About 20 doctors and 60 registered medical practitioners, all members of the Samithi, volunteered to offer the weavers round-the-clock treatment and medicines at their clinics free of cost. The Samithi members identified over 1,000 families that required free medical assistance and provided them treatment.

However, despite the setback suffered by the powerloom industry in Sircilla following the introduction of jet looms in the neighbouring States, only 347 of its 30,454 weavers were willing to shift to other vocations. Only 628 women weavers volunteered to leave Sircilla if they were provided with employment outside the town in other trades.

A social status survey conducted by the revenue authorities among the weaving community in Sircilla and five adjoining villages revealed that of the total 8,152 weavers interviewed, in the case of more than 50 per cent, the heads of families consumed liquor regularly. The remaining heads of families drank occasionally. The survey also found out that about 3,768 families were in debt, of which 2,640 had taken loans from private persons at exorbitant interest rates.

Prohibition and Excise Department personnel have launched a special drive against adulterated toddy and illicitly distilled liquor in the Sircilla region. Following raids, the authorities suspended the licences of 12 toddy shops that supplied spurious toddy.

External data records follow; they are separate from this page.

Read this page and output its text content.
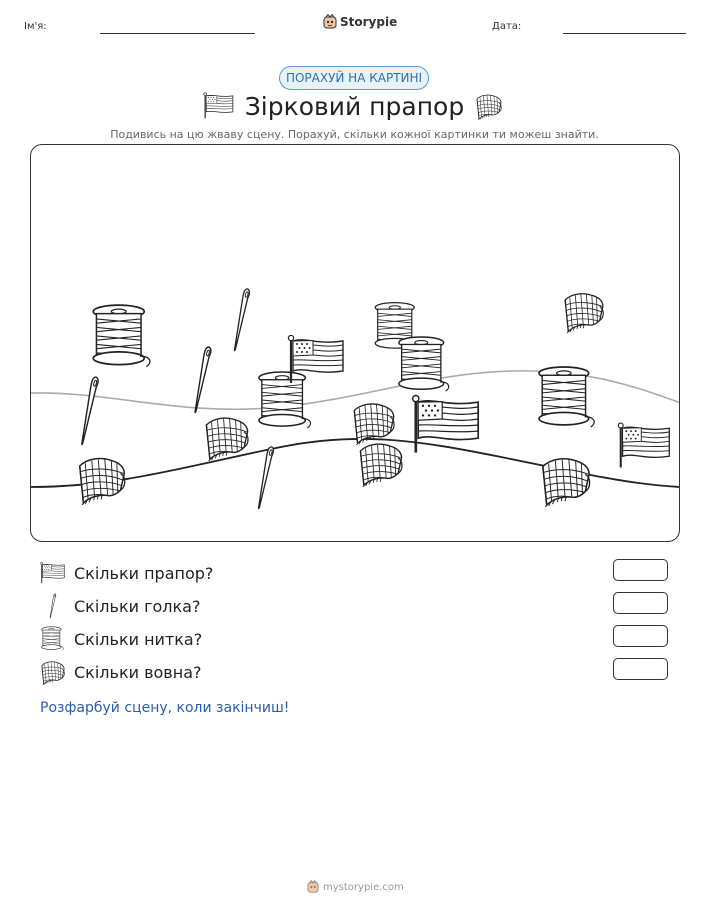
Ім'я:	Storypie	Дата:
ПОРАХУЙ НА КАРТИНІ
Зірковий прапор
Подивись на цю жваву сцену. Порахуй, скільки кожної картинки ти можеш знайти.
Скільки прапор?
Скільки голка?
Скільки нитка?
Скільки вовна?
Розфарбуй сцену, коли закінчиш!
mystorypie.com
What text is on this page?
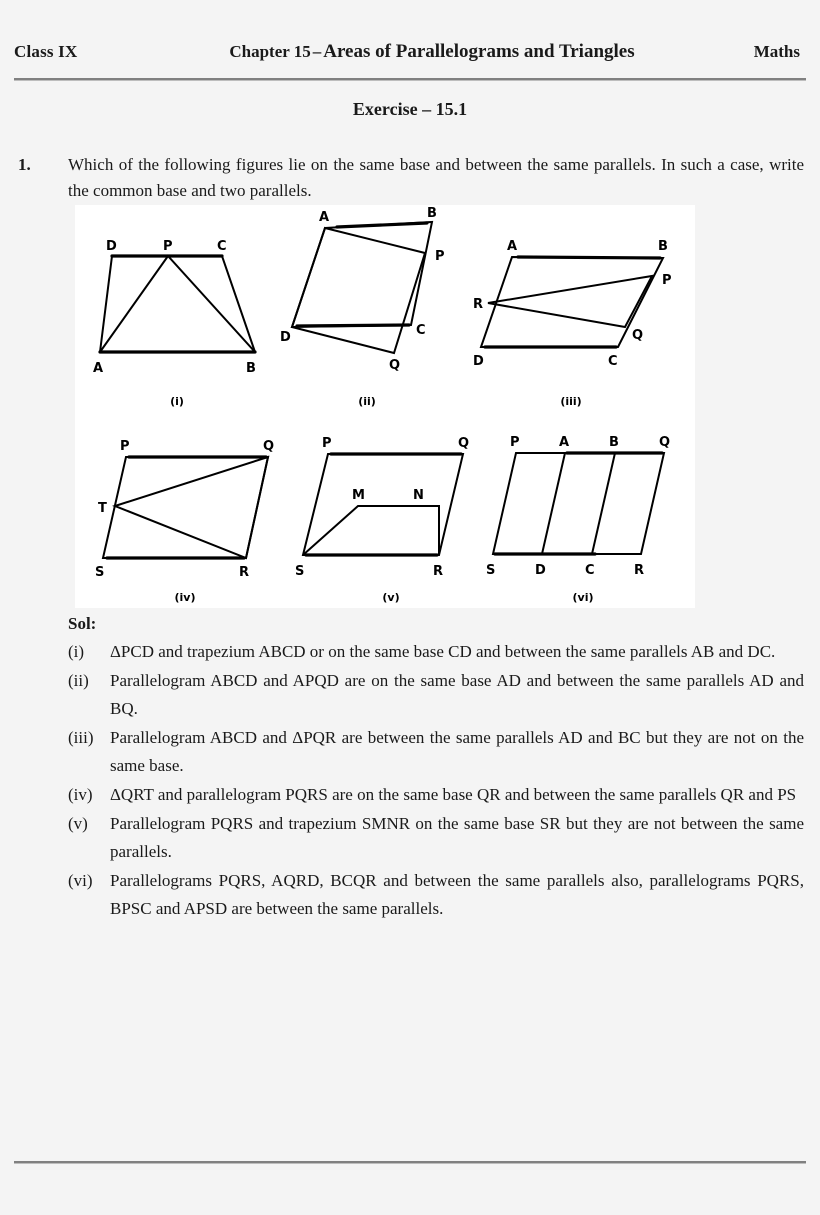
Class IX	Chapter 15 – Areas of Parallelograms and Triangles	Maths
Exercise – 15.1
1.	Which of the following figures lie on the same base and between the same parallels. In such a case, write the common base and two parallels.
D	P	C
A	B
(i)
A	B
P
D	C
Q
(ii)
A	B
P
R
Q
D	C
(iii)
P	Q
T
S	R
(iv)
P	Q
M	N
S	R
(v)
P	A	B	Q
S	D	C	R
(vi)
Sol:
(i)	ΔPCD and trapezium ABCD or on the same base CD and between the same parallels AB and DC.
(ii)	Parallelogram ABCD and APQD are on the same base AD and between the same parallels AD and BQ.
(iii) Parallelogram ABCD and ΔPQR are between the same parallels AD and BC but they are not on the same base.
(iv)	ΔQRT and parallelogram PQRS are on the same base QR and between the same parallels QR and PS
(v)	Parallelogram PQRS and trapezium SMNR on the same base SR but they are not between the same parallels.
(vi)	Parallelograms PQRS, AQRD, BCQR and between the same parallels also, parallelograms PQRS, BPSC and APSD are between the same parallels.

Although the plight of weavers was highlighted on March 7 when the total number of suicides reached 26, the State government responded only after the toll reached 32 with the death of four members of a family on April 2. Since then eight more weavers have committed suicide.

Union Minister of State for Home Affairs Ch Vidayasagar Rao, who represents the Karimnagar Lok Sabha constituency which includes Sircilla, visited Sircilla on March 17 and announced an ex gratia payment of Rs.5,000 each to 20 families from the charitable trust set up in the name of his mother. State Minister for Tourism E. Peddi Reddy, Minister for Handlooms and Textiles Padala Bhumanna and Minister for Technical Education Alapati Rajendra Prasad visited Sircilla and distributed over old-age pensions.

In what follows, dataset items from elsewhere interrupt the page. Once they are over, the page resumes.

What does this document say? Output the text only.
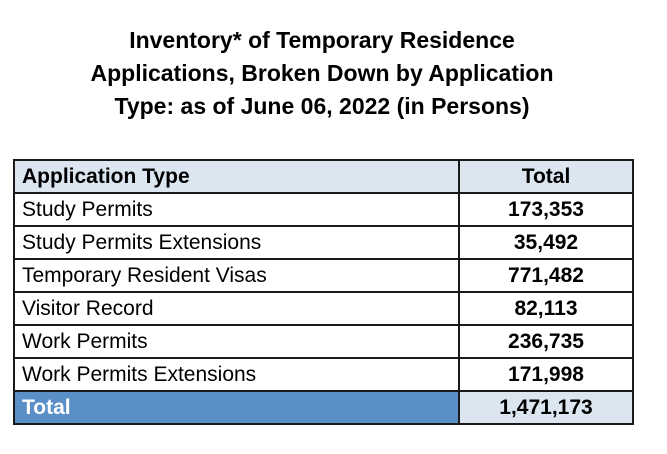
Inventory* of Temporary Residence
Applications, Broken Down by Application
Type: as of June 06, 2022 (in Persons)
Application Type	Total
Study Permits	173,353
Study Permits Extensions	35,492
Temporary Resident Visas	771,482
Visitor Record	82,113
Work Permits	236,735
Work Permits Extensions	171,998
Total	1,471,173
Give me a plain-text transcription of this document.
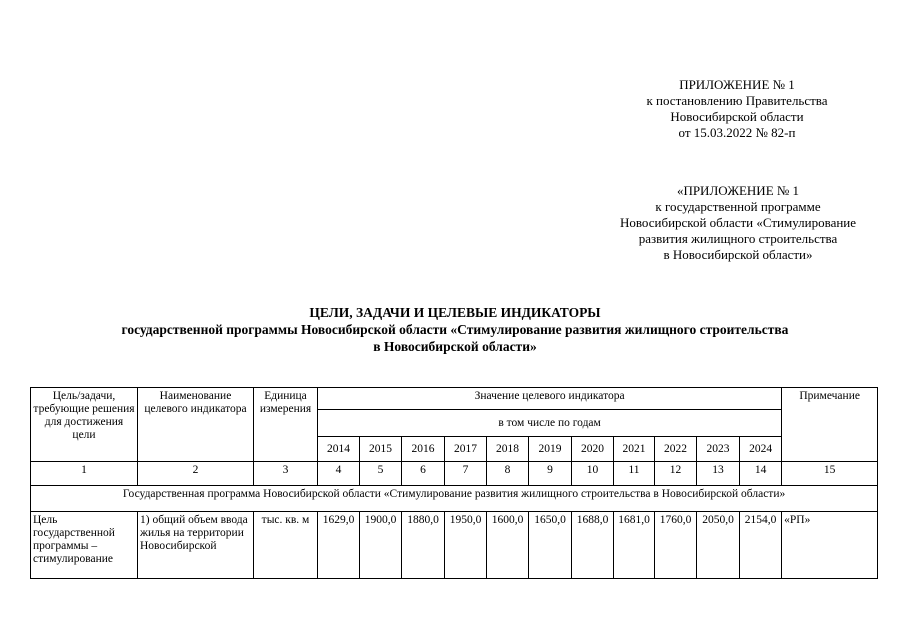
ПРИЛОЖЕНИЕ № 1
к постановлению Правительства
Новосибирской области
от 15.03.2022 № 82-п
«ПРИЛОЖЕНИЕ № 1
к государственной программе
Новосибирской области «Стимулирование
развития жилищного строительства
в Новосибирской области»
ЦЕЛИ, ЗАДАЧИ И ЦЕЛЕВЫЕ ИНДИКАТОРЫ
государственной программы Новосибирской области «Стимулирование развития жилищного строительства
в Новосибирской области»
Цель/задачи, требующие решения для достижения цели	Наименование целевого индикатора	Единица измерения	Значение целевого индикатора											Примечание
			в том числе по годам											
			2014	2015	2016	2017	2018	2019	2020	2021	2022	2023	2024	
1	2	3	4	5	6	7	8	9	10	11	12	13	14	15
Государственная программа Новосибирской области «Стимулирование развития жилищного строительства в Новосибирской области»														
Цель государственной программы – стимулирование	1) общий объем ввода жилья на территории Новосибирской	тыс. кв. м	1629,0	1900,0	1880,0	1950,0	1600,0	1650,0	1688,0	1681,0	1760,0	2050,0	2154,0	«РП»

Leaders of several political parties such as the Congress(I), the Bharatiya Janata Party, the Communist Party of India, the Communist Party of India (Marxist), the Telugu Desam Party (NTR) and the Communist Party of India (Marxist-Leninist) Janashakthi also visited the town. An Andhra Pradesh Congress Committee (APCC) study team led by All India Congress Committee (AICC) member D. Vittal, which visited Sircilla, demanded the resignation of Bhumanna. The APCC team alleged that the Minister had turned a blind eye to the plight of the weavers. The APCC also announced an ex gratia payment of Rs.1 lakh to the kin of weavers who had committed suicide. APCC president M. Satyanarayana Rao, who visited Sircilla along with former Union Minister for Textiles G. Venkata Swamy on April 8, threatened to launch an agitation demanding the rehabilitation of the weavers. They alleged that anti-weaver policies of both the Central and State governments had forced the weavers to commit suicide.

A BJP delegation led by the party's Weavers Cell convener Vannala Sriramulu said that the power tariff hike and the increase in the prices of yarn and dyes were responsible for the plight of the weavers. They demanded power supply to weavers at a subsidised rate and the abolition of the sales tax of 4 per cent on yarn.